This Sunday's tip... Safe Windows Forms Multithreading

My girlfriend calls the place where I'm in “pencil sharpening”.  It describes a period of time where you're “preparing” to do some work by doing things that don't really need to be done rather than getting stuck in, mainly because I don't really do what I have to do today!  Anyway, it's at times like this I usually fire up Reflector and start prodding around in the BCL.

I have a background in Win32 and, as such, I've always known that if you're writing multithreaded UI, it's a very bad idea to manipulate the UI through a worker thread.  This can cause all kinds of thread safety issues and, oh god, it's just too horrible to think about - weird hard to find bugs that only happen one in a thousand times, and never with a debugger running.  Shudder! 

In .NET, if you need to manipulate the UI from a worker thread, you need to use the Invoke method on the form.  This handles marshalling the call from the worker thread to the main UI thread.  (Which underneath the covers if the thread that's calling down to the GetMessage...DispatchMessage loop that underpins all Windows UI.)  This gets around the thread safety problems - your worker thread is suspended while the UI is updated from the thread.  Great. 

This means you end up with code that looks like this:

private void FudgeStatusBar()
{
    if(INeedToCallInvoke)
    {
        this.Invoke(new FudgeStatusBarDelegate(FudgeStatusBar));
        return;
    }

    // by the time we get here, we're in the main UI thread.
}

So, in order to do my INeedToCallInvoke method, usually in the constructor I capture the thread ID by calling AppDomain.GetCurrentThreadId() and storing it in a private field.  INeedToCallInvoke would then check the current ID of the thread, compare it to the field and return true if I was in a different thread.

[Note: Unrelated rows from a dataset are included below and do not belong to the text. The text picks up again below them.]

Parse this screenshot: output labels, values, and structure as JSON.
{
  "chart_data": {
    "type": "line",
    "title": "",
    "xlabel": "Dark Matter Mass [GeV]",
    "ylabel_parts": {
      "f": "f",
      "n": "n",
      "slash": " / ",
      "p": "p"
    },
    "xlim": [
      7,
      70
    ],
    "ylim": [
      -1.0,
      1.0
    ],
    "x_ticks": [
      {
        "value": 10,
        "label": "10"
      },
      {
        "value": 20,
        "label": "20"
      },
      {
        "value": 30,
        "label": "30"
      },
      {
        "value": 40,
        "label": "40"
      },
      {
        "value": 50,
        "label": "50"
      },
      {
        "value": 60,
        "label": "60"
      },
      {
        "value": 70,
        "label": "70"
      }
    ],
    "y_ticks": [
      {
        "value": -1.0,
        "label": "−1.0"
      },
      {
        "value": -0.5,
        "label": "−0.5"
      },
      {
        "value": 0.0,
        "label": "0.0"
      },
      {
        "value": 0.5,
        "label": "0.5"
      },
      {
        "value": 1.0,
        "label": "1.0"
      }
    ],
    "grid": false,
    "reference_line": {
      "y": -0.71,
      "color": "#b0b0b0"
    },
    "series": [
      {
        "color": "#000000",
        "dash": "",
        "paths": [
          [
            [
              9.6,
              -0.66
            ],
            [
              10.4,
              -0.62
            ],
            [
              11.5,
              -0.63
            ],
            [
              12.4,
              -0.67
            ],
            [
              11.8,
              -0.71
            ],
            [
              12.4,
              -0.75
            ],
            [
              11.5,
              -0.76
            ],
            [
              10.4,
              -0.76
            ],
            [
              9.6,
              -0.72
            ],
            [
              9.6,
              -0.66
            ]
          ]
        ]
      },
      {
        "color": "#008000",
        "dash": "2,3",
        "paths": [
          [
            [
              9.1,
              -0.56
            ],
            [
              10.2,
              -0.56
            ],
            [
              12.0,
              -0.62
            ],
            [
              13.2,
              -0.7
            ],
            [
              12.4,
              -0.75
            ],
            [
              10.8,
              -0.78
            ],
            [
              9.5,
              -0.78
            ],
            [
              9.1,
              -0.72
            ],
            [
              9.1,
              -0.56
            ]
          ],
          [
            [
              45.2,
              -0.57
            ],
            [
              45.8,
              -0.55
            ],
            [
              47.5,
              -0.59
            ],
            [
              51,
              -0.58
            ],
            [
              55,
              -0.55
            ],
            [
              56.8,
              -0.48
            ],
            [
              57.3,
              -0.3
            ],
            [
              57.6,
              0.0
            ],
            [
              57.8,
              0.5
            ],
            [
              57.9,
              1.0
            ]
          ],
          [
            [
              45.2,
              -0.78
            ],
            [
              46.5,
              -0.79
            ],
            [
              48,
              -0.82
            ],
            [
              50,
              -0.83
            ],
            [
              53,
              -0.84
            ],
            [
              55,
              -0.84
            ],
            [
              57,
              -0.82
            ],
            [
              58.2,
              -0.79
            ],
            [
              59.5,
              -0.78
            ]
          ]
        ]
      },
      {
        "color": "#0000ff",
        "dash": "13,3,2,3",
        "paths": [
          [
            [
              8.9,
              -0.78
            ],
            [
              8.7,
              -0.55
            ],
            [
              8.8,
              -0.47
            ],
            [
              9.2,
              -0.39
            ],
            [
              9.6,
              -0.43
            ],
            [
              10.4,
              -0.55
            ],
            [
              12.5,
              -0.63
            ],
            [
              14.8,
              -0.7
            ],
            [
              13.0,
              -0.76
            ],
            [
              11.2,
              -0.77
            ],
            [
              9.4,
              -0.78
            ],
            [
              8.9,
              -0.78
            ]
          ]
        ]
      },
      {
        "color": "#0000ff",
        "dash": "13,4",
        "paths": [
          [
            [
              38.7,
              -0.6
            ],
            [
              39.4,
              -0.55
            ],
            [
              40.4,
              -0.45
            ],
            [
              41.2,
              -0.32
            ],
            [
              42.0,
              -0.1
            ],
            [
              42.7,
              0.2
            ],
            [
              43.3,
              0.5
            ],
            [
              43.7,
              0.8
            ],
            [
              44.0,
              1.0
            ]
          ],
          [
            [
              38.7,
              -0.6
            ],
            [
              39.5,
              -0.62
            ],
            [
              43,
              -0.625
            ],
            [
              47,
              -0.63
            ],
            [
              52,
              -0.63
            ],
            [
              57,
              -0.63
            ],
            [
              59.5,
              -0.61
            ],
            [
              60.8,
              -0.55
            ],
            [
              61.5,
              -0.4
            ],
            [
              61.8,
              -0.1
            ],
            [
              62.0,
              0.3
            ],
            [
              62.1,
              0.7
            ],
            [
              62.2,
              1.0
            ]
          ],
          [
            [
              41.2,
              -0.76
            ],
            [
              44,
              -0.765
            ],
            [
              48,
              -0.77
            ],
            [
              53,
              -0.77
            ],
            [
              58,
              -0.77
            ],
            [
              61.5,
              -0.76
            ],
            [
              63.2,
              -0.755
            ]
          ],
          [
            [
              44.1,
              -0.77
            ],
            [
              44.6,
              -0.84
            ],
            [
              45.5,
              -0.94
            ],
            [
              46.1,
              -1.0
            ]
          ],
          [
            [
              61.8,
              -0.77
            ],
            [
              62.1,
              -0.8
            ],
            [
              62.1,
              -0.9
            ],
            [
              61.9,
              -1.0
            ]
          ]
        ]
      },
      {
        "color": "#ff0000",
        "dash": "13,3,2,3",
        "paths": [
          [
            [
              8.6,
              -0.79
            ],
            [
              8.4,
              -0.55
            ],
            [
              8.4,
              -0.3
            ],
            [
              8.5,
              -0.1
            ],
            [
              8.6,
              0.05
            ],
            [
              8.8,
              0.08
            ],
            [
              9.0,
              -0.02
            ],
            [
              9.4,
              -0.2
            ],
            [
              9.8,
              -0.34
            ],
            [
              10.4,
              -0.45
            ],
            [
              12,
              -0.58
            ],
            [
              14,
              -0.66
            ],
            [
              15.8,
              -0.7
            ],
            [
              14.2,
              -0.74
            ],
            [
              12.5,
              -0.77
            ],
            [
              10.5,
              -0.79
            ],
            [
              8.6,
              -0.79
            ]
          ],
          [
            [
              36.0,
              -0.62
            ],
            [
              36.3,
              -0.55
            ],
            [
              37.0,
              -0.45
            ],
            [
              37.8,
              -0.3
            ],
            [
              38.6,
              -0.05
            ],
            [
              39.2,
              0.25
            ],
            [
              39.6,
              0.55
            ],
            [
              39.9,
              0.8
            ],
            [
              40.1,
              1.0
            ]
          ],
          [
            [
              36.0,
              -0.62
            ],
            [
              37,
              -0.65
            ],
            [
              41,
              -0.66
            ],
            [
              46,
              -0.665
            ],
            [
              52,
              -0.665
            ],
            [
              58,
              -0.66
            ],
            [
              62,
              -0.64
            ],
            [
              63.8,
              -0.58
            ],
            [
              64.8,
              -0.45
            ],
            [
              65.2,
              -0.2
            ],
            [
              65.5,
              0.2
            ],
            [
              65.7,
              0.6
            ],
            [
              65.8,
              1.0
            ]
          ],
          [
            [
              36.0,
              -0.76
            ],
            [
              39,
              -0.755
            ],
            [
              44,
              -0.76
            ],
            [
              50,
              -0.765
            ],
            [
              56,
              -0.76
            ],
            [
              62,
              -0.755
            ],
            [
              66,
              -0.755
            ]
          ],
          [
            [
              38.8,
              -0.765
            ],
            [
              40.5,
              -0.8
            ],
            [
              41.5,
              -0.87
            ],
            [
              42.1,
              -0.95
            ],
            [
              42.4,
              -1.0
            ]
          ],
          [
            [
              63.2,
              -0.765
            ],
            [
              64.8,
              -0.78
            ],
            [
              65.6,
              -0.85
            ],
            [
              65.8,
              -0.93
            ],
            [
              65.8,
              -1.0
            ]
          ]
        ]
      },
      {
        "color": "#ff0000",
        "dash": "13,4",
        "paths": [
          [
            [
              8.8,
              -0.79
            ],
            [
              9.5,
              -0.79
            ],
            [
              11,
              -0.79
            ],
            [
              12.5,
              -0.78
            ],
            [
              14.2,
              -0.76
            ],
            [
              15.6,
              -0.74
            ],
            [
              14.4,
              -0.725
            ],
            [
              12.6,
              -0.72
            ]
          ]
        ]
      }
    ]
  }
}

I've known that you're supposed to use Invoke for a couple of years, but what I have only found out just recently is that there's a property on Control called InvokeRequired.  This does the work for you, so what you actually need to do is this:

private void FudgeStatusBar()
{
    if(InvokeRequired)
    {
        this.Invoke(new FudgeStatusBarDelegate(FudgeStatusBar));
        return;
    }

    // by the time we get here, we're in the main UI thread.
}

If you decompile InvokeRequired (using your favourite decompiler) you'll discover this:

public bool get_InvokeRequired()
{
    HandleRef ref1;
    Control control1;
    int num1;
    int num2;
    int num3;
    if (this.IsHandleCreated)
    {
         ref1..ctor(this, this.Handle);
    }
    else
    { 
        control1 = this.FindMarshalingControl();
        if (!control1.IsHandleCreated)
        {
             return false; 
        }
        ref1..ctor(control1, control1.Handle); 
    }
    num2 = SafeNativeMethods.GetWindowThreadProcessId(ref1, &(num1));
    num3 = SafeNativeMethods.GetCurrentThreadId();
    return (num2 != num3);
}

This is obviously a bit more sophisticated than capturing the ID of the thread.  I guess that here, until the handle is created, we're just affecting the internal state of the object, hence no message loop, hence no issues with thread safety.  Then, at the end, the property is checking to see if the window's thread ID is the same as the current thread ID.  When I read this, I remembered about GetWindowThreadProcessId (MSDN)...

/P>Moral of the story - sometimes in .NET, you can understand 99% of how something works, but finding that other 1% can really make the difference!